Gooseberry / Amla is chopped up and ground into paste with coconut and green chiles. Oil is tempered with spices and the gooseberry paste is briefly fried till the raw smell is gone. Finally steamed rice is mixed with the tempering and gooseberry rice is served immediately with pickle or raita.
Makes: around 3 Servings of Gooseberry Rice.


Raw Rice 1 1/2 cups
Gooseberry (Fresh or Frozen) 5 – 6
Grated Coconut 1/2 Cup
Green Chiles 4 – 5
Turmeric Powder few Pinches
Salt to taste


Mustard Seeds 1/2 tsp
Cumin Seeds 1/2 tsp
Chana Dal 1/2 tsp
Urad Dal 1/2 tsp
Broken Red Chiles 5
Asafoetida a pinch
Curry Leaves 6
Oil 1 tbsp

Method of preparation:

Wash and chop the gooseberry around the seed and discard the seed and chop up the flesh.
Remove stems, wash and slice the green chiles.
Grind chopped gooseberry, coconut, green chiles and salt into paste adding enough water.
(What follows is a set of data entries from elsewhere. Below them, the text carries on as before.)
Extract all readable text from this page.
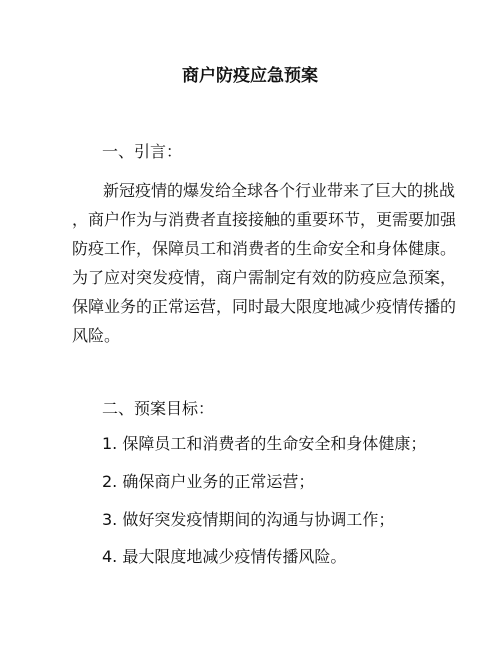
商户防疫应急预案
一、引言：

新冠疫情的爆发给全球各个行业带来了巨大的挑战
，商户作为与消费者直接接触的重要环节，更需要加强
防疫工作，保障员工和消费者的生命安全和身体健康。
为了应对突发疫情，商户需制定有效的防疫应急预案，
保障业务的正常运营，同时最大限度地减少疫情传播的
风险。

二、预案目标：
1. 保障员工和消费者的生命安全和身体健康；
2. 确保商户业务的正常运营；
3. 做好突发疫情期间的沟通与协调工作；
4. 最大限度地减少疫情传播风险。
Refresh rice with water and cook in 3 cups of water until all the water has been absorbed and rice turns soft.
Fluff up the rice on a wide plate and keep aside.

Heat oil in a pan, add all talimpu ingredients in order.
When mustard seeds start spluttering, add ground gooseberry paste and turmeric powder.
Cook till the raw smell of the gooseberry and the green chile is gone (around 3 mintues).
Stir in steamed rice and fry for a minute or two to let the rice absorb all the flavors.
Cover and remove from heat.
Serve gooseberry rice immediately with raita or with any pickle.
Notes: Gooseberry rice can be prepared with leftover rice.

Suggestions: Make sure not to overcook the gooseberry paste once added to the pan.
Variations: You can also add chopped onion and cilantro to the tempering if you wish. Roasted peanuts are also generally added to the rice.
Other Names: Gooseberry Rice, Amla Rice, Usirikaya Annam, Usirikaya Pulihora.